Não é verdade. Tudo foi feito perfeitamente de acordo com as Constituições. Na Itália, por exemplo, o presidente Giorgio Napolitano chamou Mario Monti, que se apresentou à Câmara de Deputados e Senado e obteve maioria ampla. Não sei o que você pode dizer de mal do ponto de vista constitucional em relação a Monti. A única coisa negativa é que, efetivamente, não houve um voto de desconfiança sobre Silvio Berlusconi. Mas você lamenta a queda de Berlusconi? Esse homem quase tirou a vida da Itália! Bruxelas o botou para fora, e estou satisfeito que a Europa possa fazer isso.

Alguns líderes, não satisfeitos em chutar Berlusconi ou Papademos para fora da Europa, gostariam de chutar a Grécia?

Ah, sim, mas não podem. Se há um país que não merece estar na Europa é a Grécia. Eles não são europeus. Os turcos são muito mais europeus que os gregos. Os únicos argumentos dos gregos, você sabe, são Platão, Aristóteles, o Panteão e toda essa herança. Mas a verdade é que os gregos têm uma economia não europeia. A marinha mercante, que é o essencial de sua economia, está registrada no Panamá, na Libéria, não na Grécia. É um setor que não paga imposto, assim como a Igreja Ortodoxa. E o sistema político da Grécia é um caos, dominado por clãs.

Então a Europa deve se livrar da Grécia?

Não! Mas nós já gastamos algo como € 200 bilhões, em boa parte dinheiro francês, aliás, até porque bancos como o Crédit Agricole estão muito engajados no sistema financeiro grego. O argumento para que gastássemos tanto com o salvamento da Grécia é que haveria risco de contágio na Itália. Hoje a Itália está mais ou menos nos trilhos, e falamos mais da Espanha.

Essa semana, a Espanha teve de nacionalizar o terceiro banco privado do país.

O caso da Espanha não é de irresponsabilidade, mas de um gigantesco erro econômico. Fizeram uma monoindústria baseada no turismo e no mercado imobiliário. Mas não é erro deles, pois não foram os espanhóis que fizeram a crise de subprimes nos EUA. Felizmente a América hispânica rende muito dinheiro à Espanha.

Voltando à eleição de Hollande, ela não se compara à mítica vitória do também socialista François Mitterrand em 1981. Por quê?

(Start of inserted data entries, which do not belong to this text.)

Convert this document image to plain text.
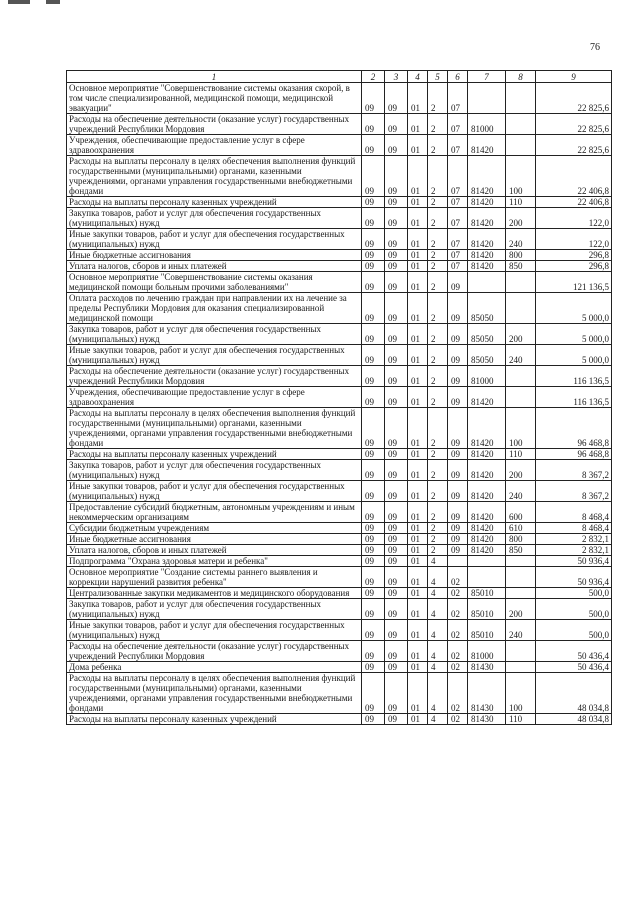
76
1	2	3	4	5	6	7	8	9
Основное мероприятие "Совершенствование системы оказания скорой, в том числе специализированной, медицинской помощи, медицинской эвакуации"	09	09	01	2	07			22 825,6
Расходы на обеспечение деятельности (оказание услуг) государственных учреждений Республики Мордовия	09	09	01	2	07	81000		22 825,6
Учреждения, обеспечивающие предоставление услуг в сфере здравоохранения	09	09	01	2	07	81420		22 825,6
Расходы на выплаты персоналу в целях обеспечения выполнения функций государственными (муниципальными) органами, казенными учреждениями, органами управления государственными внебюджетными фондами	09	09	01	2	07	81420	100	22 406,8
Расходы на выплаты персоналу казенных учреждений	09	09	01	2	07	81420	110	22 406,8
Закупка товаров, работ и услуг для обеспечения государственных (муниципальных) нужд	09	09	01	2	07	81420	200	122,0
Иные закупки товаров, работ и услуг для обеспечения государственных (муниципальных) нужд	09	09	01	2	07	81420	240	122,0
Иные бюджетные ассигнования	09	09	01	2	07	81420	800	296,8
Уплата налогов, сборов и иных платежей	09	09	01	2	07	81420	850	296,8
Основное мероприятие "Совершенствование системы оказания медицинской помощи больным прочими заболеваниями"	09	09	01	2	09			121 136,5
Оплата расходов по лечению граждан при направлении их на лечение за пределы Республики Мордовия для оказания специализированной медицинской помощи	09	09	01	2	09	85050		5 000,0
Закупка товаров, работ и услуг для обеспечения государственных (муниципальных) нужд	09	09	01	2	09	85050	200	5 000,0
Иные закупки товаров, работ и услуг для обеспечения государственных (муниципальных) нужд	09	09	01	2	09	85050	240	5 000,0
Расходы на обеспечение деятельности (оказание услуг) государственных учреждений Республики Мордовия	09	09	01	2	09	81000		116 136,5
Учреждения, обеспечивающие предоставление услуг в сфере здравоохранения	09	09	01	2	09	81420		116 136,5
Расходы на выплаты персоналу в целях обеспечения выполнения функций государственными (муниципальными) органами, казенными учреждениями, органами управления государственными внебюджетными фондами	09	09	01	2	09	81420	100	96 468,8
Расходы на выплаты персоналу казенных учреждений	09	09	01	2	09	81420	110	96 468,8
Закупка товаров, работ и услуг для обеспечения государственных (муниципальных) нужд	09	09	01	2	09	81420	200	8 367,2
Иные закупки товаров, работ и услуг для обеспечения государственных (муниципальных) нужд	09	09	01	2	09	81420	240	8 367,2
Предоставление субсидий бюджетным, автономным учреждениям и иным некоммерческим организациям	09	09	01	2	09	81420	600	8 468,4
Субсидии бюджетным учреждениям	09	09	01	2	09	81420	610	8 468,4
Иные бюджетные ассигнования	09	09	01	2	09	81420	800	2 832,1
Уплата налогов, сборов и иных платежей	09	09	01	2	09	81420	850	2 832,1
Подпрограмма "Охрана здоровья матери и ребенка"	09	09	01	4				50 936,4
Основное мероприятие "Создание системы раннего выявления и коррекции нарушений развития ребенка"	09	09	01	4	02			50 936,4
Централизованные закупки медикаментов и медицинского оборудования	09	09	01	4	02	85010		500,0
Закупка товаров, работ и услуг для обеспечения государственных (муниципальных) нужд	09	09	01	4	02	85010	200	500,0
Иные закупки товаров, работ и услуг для обеспечения государственных (муниципальных) нужд	09	09	01	4	02	85010	240	500,0
Расходы на обеспечение деятельности (оказание услуг) государственных учреждений Республики Мордовия	09	09	01	4	02	81000		50 436,4
Дома ребенка	09	09	01	4	02	81430		50 436,4
Расходы на выплаты персоналу в целях обеспечения выполнения функций государственными (муниципальными) органами, казенными учреждениями, органами управления государственными внебюджетными фондами	09	09	01	4	02	81430	100	48 034,8
Расходы на выплаты персоналу казенных учреждений	09	09	01	4	02	81430	110	48 034,8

Considero que Mitterrand foi um grande sucesso para si próprio, mas uma catástrofe para a França. As medidas que tomou em maio de 1981 jogaram o país em uma crise econômica e dez meses depois não havia mais nada. Foi necessário que o primeiro-ministro, Pierre Mauroy, pedisse ao então ministro da Economia, Jacques Delors, que reavaliasse as decisões. Dois anos depois, em 1983 e 1984, não havia mais nada do que havia sido feito. Mitterrand morrera nessa época. Mas, durante 20 anos, ficou a imagem de uma esquerda socialista-comunista de sucesso. Mitterrand tomou o programa comunista em mãos, fez uma série de nacionalizações, mas nada fazia sentido. Alguns lembram que ele aboliu a pena de morte. Eu diria que é preciso lembrar que a França foi um dos últimos países da Europa a aboli-la. Os primeiros o fizeram no século 18. Mitterrand era um homem de direita que se tornou presidente pela esquerda.

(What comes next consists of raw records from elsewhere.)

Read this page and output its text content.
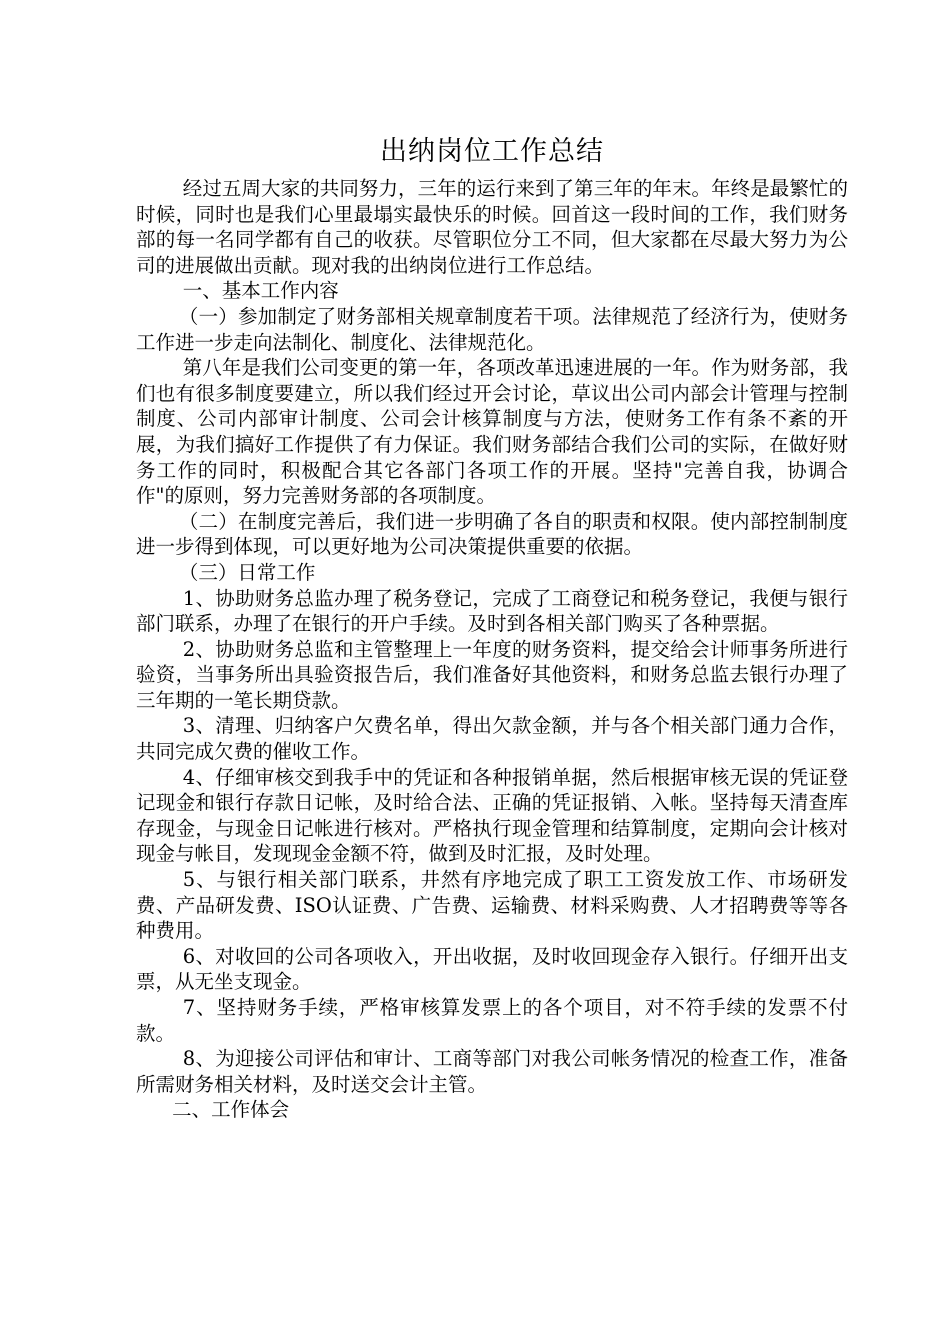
出纳岗位工作总结

经过五周大家的共同努力，三年的运行来到了第三年的年末。年终是最繁忙的时候，同时也是我们心里最塌实最快乐的时候。回首这一段时间的工作，我们财务部的每一名同学都有自己的收获。尽管职位分工不同，但大家都在尽最大努力为公司的进展做出贡献。现对我的出纳岗位进行工作总结。

一、基本工作内容

（一）参加制定了财务部相关规章制度若干项。法律规范了经济行为，使财务工作进一步走向法制化、制度化、法律规范化。

第八年是我们公司变更的第一年，各项改革迅速进展的一年。作为财务部，我们也有很多制度要建立，所以我们经过开会讨论，草议出公司内部会计管理与控制制度、公司内部审计制度、公司会计核算制度与方法，使财务工作有条不紊的开展，为我们搞好工作提供了有力保证。我们财务部结合我们公司的实际，在做好财务工作的同时，积极配合其它各部门各项工作的开展。坚持"完善自我，协调合作"的原则，努力完善财务部的各项制度。

（二）在制度完善后，我们进一步明确了各自的职责和权限。使内部控制制度进一步得到体现，可以更好地为公司决策提供重要的依据。

（三）日常工作

1、协助财务总监办理了税务登记，完成了工商登记和税务登记，我便与银行部门联系，办理了在银行的开户手续。及时到各相关部门购买了各种票据。

2、协助财务总监和主管整理上一年度的财务资料，提交给会计师事务所进行验资，当事务所出具验资报告后，我们准备好其他资料，和财务总监去银行办理了三年期的一笔长期贷款。

3、清理、归纳客户欠费名单，得出欠款金额，并与各个相关部门通力合作，共同完成欠费的催收工作。

4、仔细审核交到我手中的凭证和各种报销单据，然后根据审核无误的凭证登记现金和银行存款日记帐，及时给合法、正确的凭证报销、入帐。坚持每天清查库存现金，与现金日记帐进行核对。严格执行现金管理和结算制度，定期向会计核对现金与帐目，发现现金金额不符，做到及时汇报，及时处理。

5、与银行相关部门联系，井然有序地完成了职工工资发放工作、市场研发费、产品研发费、ISO认证费、广告费、运输费、材料采购费、人才招聘费等等各种费用。

6、对收回的公司各项收入，开出收据，及时收回现金存入银行。仔细开出支票，从无坐支现金。

7、坚持财务手续，严格审核算发票上的各个项目，对不符手续的发票不付款。

8、为迎接公司评估和审计、工商等部门对我公司帐务情况的检查工作，准备所需财务相关材料，及时送交会计主管。

二、工作体会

E o que esperar de Hollande, então?

Hollande não é um socialista, é um social-democrata eleito em um momento em que a social-democracia está em vias de extinção, depois de 30 anos de desgaste. Não é alguém que vá buscar conflitos extremos, como Mitterrand. Por outro lado, não se sabe bem para onde ele vai. Se observamos a Alemanha, percebemos que as razões do sucesso de Angela Merkel hoje são as medidas de Gerhard Schröder em 2003, quando adotou a estratégia de diminuir o salário dos trabalhadores. Não é o que se pode chamar de programa de esquerda. É uma versão da estratégia chinesa, reduzindo os salários para fomentar a indústria. Schröder fez tudo isso em detrimento da Europa, obtendo uma vantagem competitiva. A França nessa época era superavitária em comércio. Depois disso, se tornou deficitária, assim como toda a Europa Ocidental, o grande mercado da Alemanha.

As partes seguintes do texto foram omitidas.